ORDERED, that the Bankruptcy Court's order granting ATA's motion to strike PATCO's jury demand is hereby affirmed and the appeal is dismissed.

NOTES

[1] PATCO was found in contempt of the court's order forbidding the organization to strike. Air Transport Association of America v. Professional Air Traffic Controllers Organization, 516 F.Supp. 1108 (E.D.N.Y.), aff'd 667 F.2d 316 (2d Cir. 1981).

[2] 11 U.S.C., Section 101 et seq. PATCO later requested conversion of the proceeding to one for dissolution pursuant to Chapter 7.

[3] The decision is currently on appeal to the United States Court of Appeals for the District of Columbia.

[4] H.R.Rep.No. 595, 95th Cong., 2d Sess. 12 (1978), U.S.Code Cong. & Admin.News 1978, pp. 5787, 5973:

[P]roposed Section 1480 requires that the right of jury trial be preserved as it is under present law. Bankruptcy courts will be required to hold jury trials to adjudicate what are under present law called "plenary suits," that is, suits that are brought in State or Federal courts other than the bankruptcy courts.

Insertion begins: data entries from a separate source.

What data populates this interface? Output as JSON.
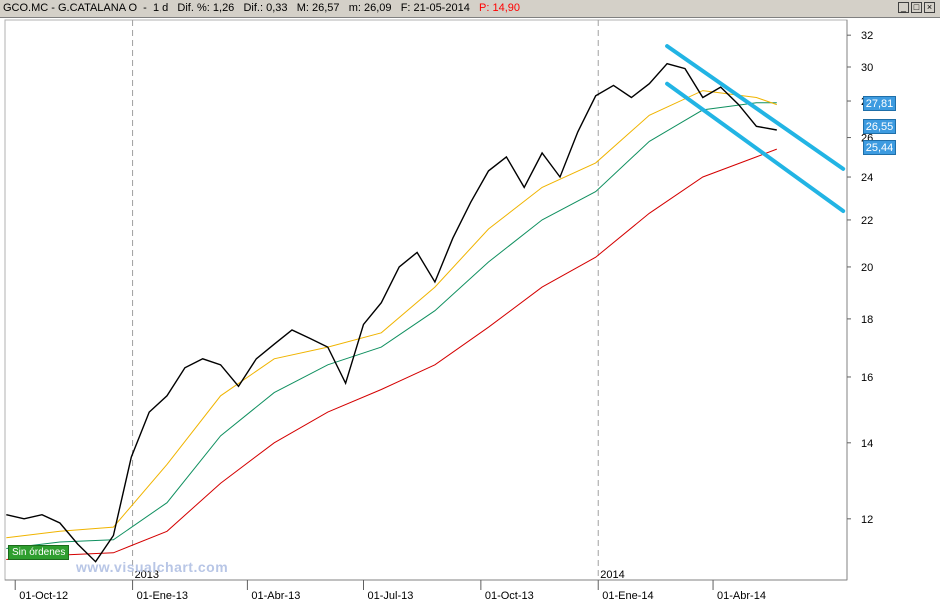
{
  "header": {
    "symbol": "GCO.MC - G.CATALANA O",
    "period": "1 d",
    "dif_pct_label": "Dif. %:",
    "dif_pct": "1,26",
    "dif_label": "Dif.:",
    "dif": "0,33",
    "max_label": "M:",
    "max": "26,57",
    "min_label": "m:",
    "min": "26,09",
    "date_label": "F:",
    "date": "21-05-2014",
    "p_label": "P:",
    "p": "14,90",
    "minimize_label": "_",
    "maximize_label": "□",
    "close_label": "×"
  },
  "badge_text": "Sin órdenes",
  "watermark": "www.visualchart.com",
  "price_badges": [
    {
      "value": "27,81",
      "price": 27.81
    },
    {
      "value": "26,55",
      "price": 26.55
    },
    {
      "value": "25,44",
      "price": 25.44
    }
  ],
  "colors": {
    "price": "#000000",
    "ma_short": "#f0b400",
    "ma_mid": "#109060",
    "ma_long": "#d40000",
    "channel": "#22b4e4",
    "badge": "#3d9be0",
    "order_badge": "#2f9e2f"
  },
  "chart_data": {
    "type": "line",
    "scale": "log",
    "ylim": [
      10.6,
      33
    ],
    "y_ticks": [
      12,
      14,
      16,
      18,
      20,
      22,
      24,
      26,
      28,
      30,
      32
    ],
    "x_ticks": [
      {
        "label": "01-Oct-12",
        "date": "2012-10-01"
      },
      {
        "label": "01-Ene-13",
        "date": "2013-01-01"
      },
      {
        "label": "01-Abr-13",
        "date": "2013-04-01"
      },
      {
        "label": "01-Jul-13",
        "date": "2013-07-01"
      },
      {
        "label": "01-Oct-13",
        "date": "2013-10-01"
      },
      {
        "label": "01-Ene-14",
        "date": "2014-01-01"
      },
      {
        "label": "01-Abr-14",
        "date": "2014-04-01"
      }
    ],
    "year_labels": [
      {
        "label": "2013",
        "date": "2013-01-01"
      },
      {
        "label": "2014",
        "date": "2014-01-01"
      }
    ],
    "xlim": [
      "2012-09-23",
      "2014-07-15"
    ],
    "series": [
      {
        "key": "price",
        "x": [
          "2012-09-24",
          "2012-10-08",
          "2012-10-22",
          "2012-11-05",
          "2012-11-19",
          "2012-12-03",
          "2012-12-17",
          "2012-12-31",
          "2013-01-14",
          "2013-01-28",
          "2013-02-11",
          "2013-02-25",
          "2013-03-11",
          "2013-03-25",
          "2013-04-08",
          "2013-04-22",
          "2013-05-06",
          "2013-05-20",
          "2013-06-03",
          "2013-06-17",
          "2013-07-01",
          "2013-07-15",
          "2013-07-29",
          "2013-08-12",
          "2013-08-26",
          "2013-09-09",
          "2013-09-23",
          "2013-10-07",
          "2013-10-21",
          "2013-11-04",
          "2013-11-18",
          "2013-12-02",
          "2013-12-16",
          "2013-12-30",
          "2014-01-13",
          "2014-01-27",
          "2014-02-10",
          "2014-02-24",
          "2014-03-10",
          "2014-03-24",
          "2014-04-07",
          "2014-04-21",
          "2014-05-05",
          "2014-05-21"
        ],
        "values": [
          12.1,
          12.0,
          12.1,
          11.9,
          11.4,
          11.0,
          11.6,
          13.6,
          14.9,
          15.4,
          16.3,
          16.6,
          16.4,
          15.7,
          16.6,
          17.1,
          17.6,
          17.3,
          17.0,
          15.8,
          17.8,
          18.6,
          20.0,
          20.6,
          19.4,
          21.2,
          22.8,
          24.3,
          25.0,
          23.5,
          25.2,
          24.0,
          26.3,
          28.3,
          28.9,
          28.2,
          29.0,
          30.2,
          29.9,
          28.2,
          28.8,
          27.8,
          26.6,
          26.4
        ]
      },
      {
        "key": "ma_short",
        "x": [
          "2012-09-24",
          "2012-11-05",
          "2012-12-17",
          "2013-01-28",
          "2013-03-11",
          "2013-04-22",
          "2013-06-03",
          "2013-07-15",
          "2013-08-26",
          "2013-10-07",
          "2013-11-18",
          "2013-12-30",
          "2014-02-10",
          "2014-03-24",
          "2014-05-05",
          "2014-05-21"
        ],
        "values": [
          11.55,
          11.7,
          11.8,
          13.4,
          15.4,
          16.6,
          17.0,
          17.5,
          19.2,
          21.6,
          23.5,
          24.7,
          27.2,
          28.6,
          28.2,
          27.8
        ]
      },
      {
        "key": "ma_mid",
        "x": [
          "2012-09-24",
          "2012-11-05",
          "2012-12-17",
          "2013-01-28",
          "2013-03-11",
          "2013-04-22",
          "2013-06-03",
          "2013-07-15",
          "2013-08-26",
          "2013-10-07",
          "2013-11-18",
          "2013-12-30",
          "2014-02-10",
          "2014-03-24",
          "2014-05-05",
          "2014-05-21"
        ],
        "values": [
          11.3,
          11.45,
          11.5,
          12.4,
          14.2,
          15.5,
          16.4,
          17.0,
          18.3,
          20.2,
          22.0,
          23.3,
          25.8,
          27.5,
          27.9,
          27.9
        ]
      },
      {
        "key": "ma_long",
        "x": [
          "2012-09-24",
          "2012-11-05",
          "2012-12-17",
          "2013-01-28",
          "2013-03-11",
          "2013-04-22",
          "2013-06-03",
          "2013-07-15",
          "2013-08-26",
          "2013-10-07",
          "2013-11-18",
          "2013-12-30",
          "2014-02-10",
          "2014-03-24",
          "2014-05-05",
          "2014-05-21"
        ],
        "values": [
          11.05,
          11.15,
          11.2,
          11.7,
          12.9,
          14.0,
          14.9,
          15.6,
          16.4,
          17.7,
          19.2,
          20.4,
          22.3,
          24.0,
          25.0,
          25.4
        ]
      }
    ],
    "channel_lines": [
      {
        "x": [
          "2014-02-24",
          "2014-07-12"
        ],
        "values": [
          31.3,
          24.4
        ]
      },
      {
        "x": [
          "2014-02-24",
          "2014-07-12"
        ],
        "values": [
          29.0,
          22.4
        ]
      }
    ]
  }
}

See also In re Portage Associates, Inc., 16 B.R. 445, 447 (Bkrtcy.N.D.Ohio 1982); In re G.S.F. Corp., 7 B.R. 807 (Bkrtcy.D.Mass.1980). Although this provision refers to rights to jury trials "provided by any statute," the term has been interpreted to include the laws and Constitution of the United States. In re Mozer, 10 B.R. 1002, 1006 (Bkrtcy.D.Colo.1981); In re Portage Associates, Inc., 16 B.R. at 447 n. 2. The Court agrees with this interpretation and applies it to the instant case.

[5] See In re Fleming, 8 B.R. 746; In re Frank Meador Buick, Inc., 8 B.R. 450; Levy, Trial by Jury Under the Bankruptcy Reform Act of 1978, 12 Conn.L.Rev. 1 (1979).

[6] H.R.Rep.No. 595, 95th Cong., 2d Session., 445 (1978), reprinted in [1978] U.S.Code Cong. & Ad.News 5787, 6400. This jurisdiction is bestowed by Congress in 28 U.S.C., Section 1471. The Supreme Court, however, has recently held this provision unconstitutional, applied its ruling prospectively, and stayed its judgment until October 4, 1982 to afford Congress an opportunity to reconstruct its statutory scheme. Northern Pipeline Construction Co. v. Marathon Pipe Line Co., ___ U.S. ___, 102 S.Ct. 2858, 73 L.Ed.2d 598 (1982). The purpose of the legislation remains salutary if the constitutional informity can be corrected.

[7] H.R.Rep. at 46, reprinted in U.S.Code Cong. & Ad.News at 6007; S.Rep.No. 989, 95th Cong., 2d Sess. 17 (1978), reprinted in [1978] U.S.Code Cong. & Ad.News, 5787, 5803.

[8] H.R.Rep. at 445-46, reprinted in U.S.Code Cong. & Ad.News at 6401.

[9] Any right to a jury trial to vindicate the trust interests in the Fund conferred by the District of Columbia attachment statute, D.C.Code, Section 16-554, expired with the attachment itself.